Отто Беесс вздохнул, протянул клирику пустой кубок. Тот тут же налил ему кларета.

– Сегодня больше никаких просителей. Ну-с, Рейнмар?

– Святой отец… Прежде чем… У меня есть просьба.

– Слушаю.

– Сопровождал меня в пути и прибыл со мной раввин из Бжега…

Отто Беесс жестом отдал распоряжение. Через минуту клирик ввел Хирама бен Элиезера. Еврей глубоко поклонился, заметая пол лисьей шапкой. Каноник внимательно глядел на него.

– Так чего, – заскрипел он, – ждет от меня посланник бжегского каганата? С каким делом прибывает?

– Уважаемый господин спрашивает, с каким делом? – поднял кустистые брови рабби Хирам. – Господь Авраама и Иакова! А по какому делу, я вас спрашиваю, может приезжать еврей к уважаемому господину канонику? О чем может, я спрашиваю вас, идти речь? Ну так я скажу – о правде. Евангельской правде.

– Евангельской правде?

– Именно так.

– Говори, рабби Хирам. Не заставляй меня ждать.

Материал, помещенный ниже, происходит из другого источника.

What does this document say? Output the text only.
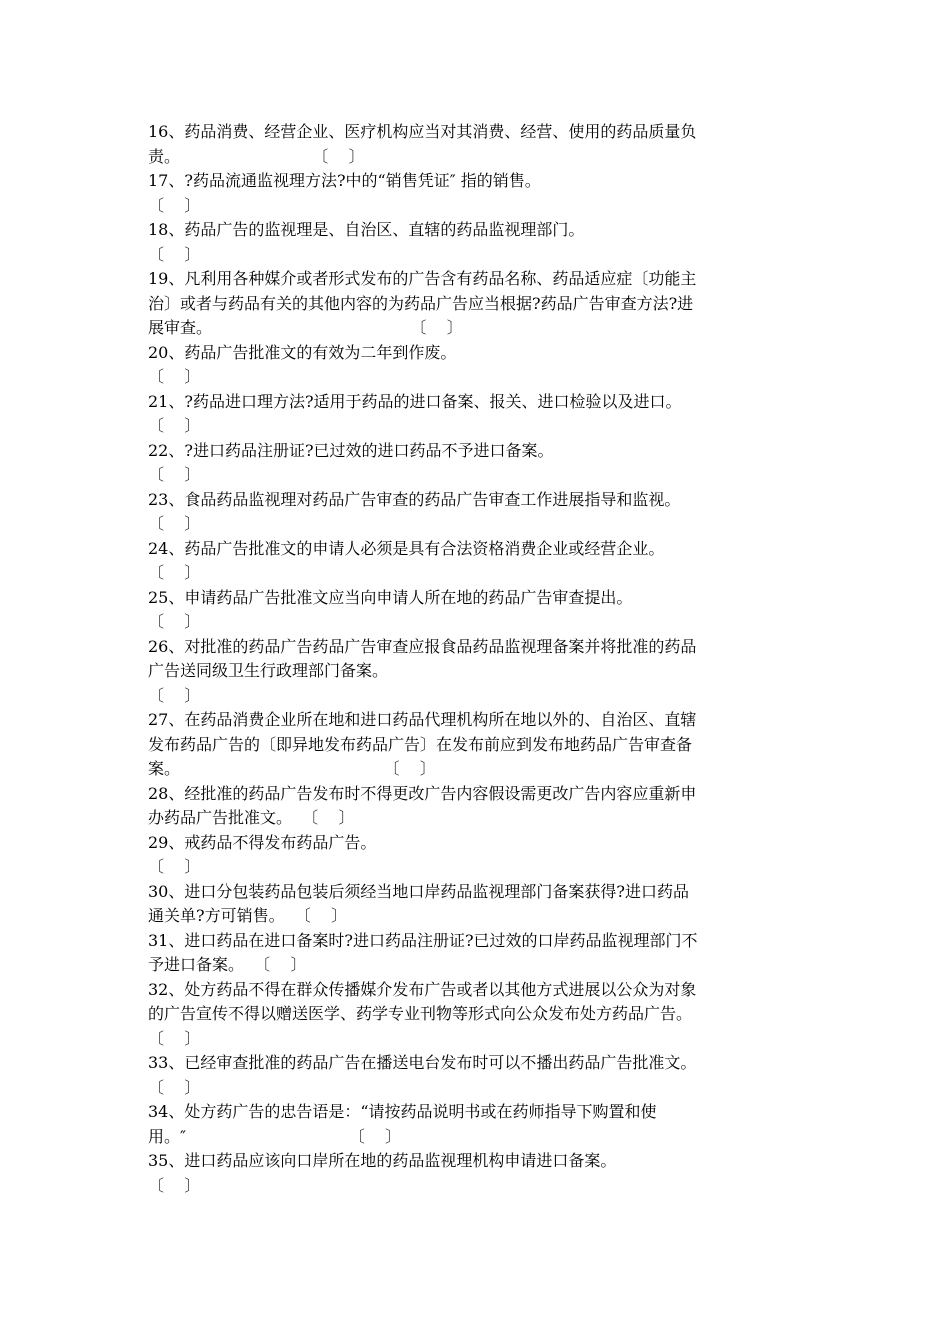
16、药品消费、经营企业、医疗机构应当对其消费、经营、使用的药品质量负
责。                          〔    〕
17、?药品流通监视理方法?中的“销售凭证″ 指的销售。
〔    〕
18、药品广告的监视理是、自治区、直辖的药品监视理部门。
〔    〕
19、凡利用各种媒介或者形式发布的广告含有药品名称、药品适应症〔功能主
治〕或者与药品有关的其他内容的为药品广告应当根据?药品广告审查方法?进
展审查。                                       〔    〕
20、药品广告批准文的有效为二年到作废。
〔    〕
21、?药品进口理方法?适用于药品的进口备案、报关、进口检验以及进口。
〔    〕
22、?进口药品注册证?已过效的进口药品不予进口备案。
〔    〕
23、食品药品监视理对药品广告审查的药品广告审查工作进展指导和监视。
〔    〕
24、药品广告批准文的申请人必须是具有合法资格消费企业或经营企业。
〔    〕
25、申请药品广告批准文应当向申请人所在地的药品广告审查提出。
〔    〕
26、对批准的药品广告药品广告审查应报食品药品监视理备案并将批准的药品
广告送同级卫生行政理部门备案。
〔    〕
27、在药品消费企业所在地和进口药品代理机构所在地以外的、自治区、直辖
发布药品广告的〔即异地发布药品广告〕在发布前应到发布地药品广告审查备
案。                                        〔    〕
28、经批准的药品广告发布时不得更改广告内容假设需更改广告内容应重新申
办药品广告批准文。  〔    〕
29、戒药品不得发布药品广告。
〔    〕
30、进口分包装药品包装后须经当地口岸药品监视理部门备案获得?进口药品
通关单?方可销售。  〔    〕
31、进口药品在进口备案时?进口药品注册证?已过效的口岸药品监视理部门不
予进口备案。  〔    〕
32、处方药品不得在群众传播媒介发布广告或者以其他方式进展以公众为对象
的广告宣传不得以赠送医学、药学专业刊物等形式向公众发布处方药品广告。
〔    〕
33、已经审查批准的药品广告在播送电台发布时可以不播出药品广告批准文。
〔    〕
34、处方药广告的忠告语是：“请按药品说明书或在药师指导下购置和使
用。″                                〔    〕
35、进口药品应该向口岸所在地的药品监视理机构申请进口备案。
〔    〕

– Если уважаемый каноник приказывает, так я сразу же говорю, почему бы мне не говорить? Я говорю так: ходят разные всякие их милости по Бжегу, по Олаве, по Гродкову, да и по селам окружным и призывают бить гнусных убийц Иисуса Христа, грабить их дома и позорить жен и дочерей. При этом эти требователи ссылаются на уважаемых господ прелатов, мол, дескать, такое избиение, грабеж и изнасилование творятся по божеской и епископской воле.

– Продолжай, друг Хирам. Ты же видишь, я терпелив.

– Что ж, с вашего позволения, тут много говорить-то? Я, рабби Хирам бен Элиезер из бжеговского каганата, прошу многоуважаемого господина священника, чтобы он берег евангельские истины. Если уж так надобно бить и грабить убийц Иисуса Христа, то, пожалуйста, бейте! Но, о праотец Моисей, бейте же ж тех, кого надо. Настоящих. Тех, кои распяли. То есть римлян!

Отто Беесс молчал долго, рассматривая раввина из-под полуприкрытых век.

– Даааа, – проговорил он наконец. – А знаешь ты, друг Хирам, что за такой бред тебя могут посадить? Я, конечно, говорю о светских властях. Церковь милостива, но brachium saeculare могут быть строгими, ежели речь заходит о глумлении. Нет, нет, помолчи, друг Хирам. Говорить буду я.

Еврей поклонился. Каноник не пошевелился на стуле, даже не дрогнул.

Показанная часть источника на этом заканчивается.